In this context, it is important to follow the price of commodities. Due to the rise in interest rates and the appreciation of the dollar, demand is contracting, leading to a drop in commodity prices. This phenomenon has already been observed for several days.
At the same time, the drop - which was greater than expected - in the PMI index in the United States and Europe for the month of June, indicates a slowdown in manufacturing activity.
If these trends persist, and if the second quarter figures announce - on both continents - a further decline in GDP, this means that "economic pessimism" is no longer a hypothesis, but a reality.
The delicate management of public finances
Although the United States benefits from the hegemony of the dollar to finance its deficit, the debt burden is likely to increase sharply. In the year 2021, the country spent $562 billion on debt interest payments, more than the annual budget for education, justice, transportation, or even agriculture.
From now on, the country is no longer borrowing at 0.6% over ten years as it did last year, but at more than 3% over ten years. With 30 trillion dollars of debt (of which 6 trillion - estimated - to be rolled over in the next ten months), future borrowing will become, in the medium term, very expensive (the average maturity of a bond being 7-8 years).
In the European case, in order to avoid a dilemma between implementing austerity policies or increasing debt servicing (growth has been very low for many years, and high inflation is not permanent), recourse to new measures could prove indispensable.
The establishment of a common budgetary capacity would be a first step.
This federal leap would allow a reduction in the cost of credit for the most indebted countries, which would mark a major step towards European consolidation.

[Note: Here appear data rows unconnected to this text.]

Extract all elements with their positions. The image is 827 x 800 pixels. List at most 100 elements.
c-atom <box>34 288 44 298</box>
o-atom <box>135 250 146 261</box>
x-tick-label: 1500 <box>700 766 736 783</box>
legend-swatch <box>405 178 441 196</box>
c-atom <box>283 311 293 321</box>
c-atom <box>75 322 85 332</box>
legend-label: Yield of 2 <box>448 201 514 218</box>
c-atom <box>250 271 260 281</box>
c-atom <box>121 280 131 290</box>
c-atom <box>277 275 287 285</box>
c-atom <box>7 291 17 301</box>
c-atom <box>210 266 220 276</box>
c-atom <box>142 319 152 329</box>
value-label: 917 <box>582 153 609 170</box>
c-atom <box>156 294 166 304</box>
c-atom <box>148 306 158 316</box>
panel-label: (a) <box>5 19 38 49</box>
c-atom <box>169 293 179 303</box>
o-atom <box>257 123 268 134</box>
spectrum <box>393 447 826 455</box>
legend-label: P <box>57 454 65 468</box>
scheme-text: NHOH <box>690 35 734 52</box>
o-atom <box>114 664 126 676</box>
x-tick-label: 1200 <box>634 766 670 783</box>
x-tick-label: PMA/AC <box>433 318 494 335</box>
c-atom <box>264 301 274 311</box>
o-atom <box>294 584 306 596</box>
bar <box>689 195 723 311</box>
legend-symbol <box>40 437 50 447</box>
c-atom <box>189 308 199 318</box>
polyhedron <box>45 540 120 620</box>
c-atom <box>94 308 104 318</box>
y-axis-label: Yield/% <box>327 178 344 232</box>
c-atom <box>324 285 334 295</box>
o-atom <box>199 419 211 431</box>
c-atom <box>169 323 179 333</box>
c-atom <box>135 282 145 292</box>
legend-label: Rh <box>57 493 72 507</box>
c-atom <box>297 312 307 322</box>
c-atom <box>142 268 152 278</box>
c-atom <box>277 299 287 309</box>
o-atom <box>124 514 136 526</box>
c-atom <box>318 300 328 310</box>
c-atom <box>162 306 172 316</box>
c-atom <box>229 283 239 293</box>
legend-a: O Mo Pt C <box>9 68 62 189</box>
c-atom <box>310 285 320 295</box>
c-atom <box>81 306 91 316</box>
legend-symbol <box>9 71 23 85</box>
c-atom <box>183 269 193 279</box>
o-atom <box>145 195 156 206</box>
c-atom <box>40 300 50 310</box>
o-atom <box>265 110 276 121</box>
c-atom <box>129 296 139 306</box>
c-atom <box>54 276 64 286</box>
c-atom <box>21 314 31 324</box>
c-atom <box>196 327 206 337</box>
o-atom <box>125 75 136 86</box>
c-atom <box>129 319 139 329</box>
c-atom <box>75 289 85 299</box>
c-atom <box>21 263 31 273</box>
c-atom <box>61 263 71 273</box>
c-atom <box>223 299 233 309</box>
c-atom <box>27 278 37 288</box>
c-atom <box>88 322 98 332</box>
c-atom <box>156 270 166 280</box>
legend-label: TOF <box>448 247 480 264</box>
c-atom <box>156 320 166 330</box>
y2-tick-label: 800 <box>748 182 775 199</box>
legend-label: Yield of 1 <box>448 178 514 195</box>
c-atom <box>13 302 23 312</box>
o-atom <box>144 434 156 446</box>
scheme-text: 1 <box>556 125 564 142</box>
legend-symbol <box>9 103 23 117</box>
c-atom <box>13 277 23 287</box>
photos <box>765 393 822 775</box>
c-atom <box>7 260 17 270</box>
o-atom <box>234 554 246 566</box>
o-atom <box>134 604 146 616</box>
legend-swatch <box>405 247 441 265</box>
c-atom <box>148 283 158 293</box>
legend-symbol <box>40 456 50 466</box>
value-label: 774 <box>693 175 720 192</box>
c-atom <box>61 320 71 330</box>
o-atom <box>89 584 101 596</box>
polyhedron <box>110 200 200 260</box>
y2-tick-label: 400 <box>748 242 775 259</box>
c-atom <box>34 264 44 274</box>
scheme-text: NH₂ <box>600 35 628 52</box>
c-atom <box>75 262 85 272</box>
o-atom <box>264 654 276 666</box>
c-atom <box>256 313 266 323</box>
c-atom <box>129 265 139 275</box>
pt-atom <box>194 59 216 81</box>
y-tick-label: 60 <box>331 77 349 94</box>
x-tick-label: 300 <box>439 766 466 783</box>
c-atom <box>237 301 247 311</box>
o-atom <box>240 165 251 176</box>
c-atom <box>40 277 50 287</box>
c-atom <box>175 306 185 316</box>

Since the issue of public debt is a burden, subjecting European countries to a Cornelian choice, small-scale proposals seem inappropriate.
If the ECB decides to maintain the status quo, the risk endured could be that of a Japanization of Europe, i.e. the continuous purchase of public debt in order to keep interest rates at very low levels.
This leads to an increase in the balance sheet of the central bank and a surge in the debt of the various countries, while the European Stability and Growth Pact imposes a maximum debt of around 60% of GDP per country... (although this rule has long been the subject of a moratorium).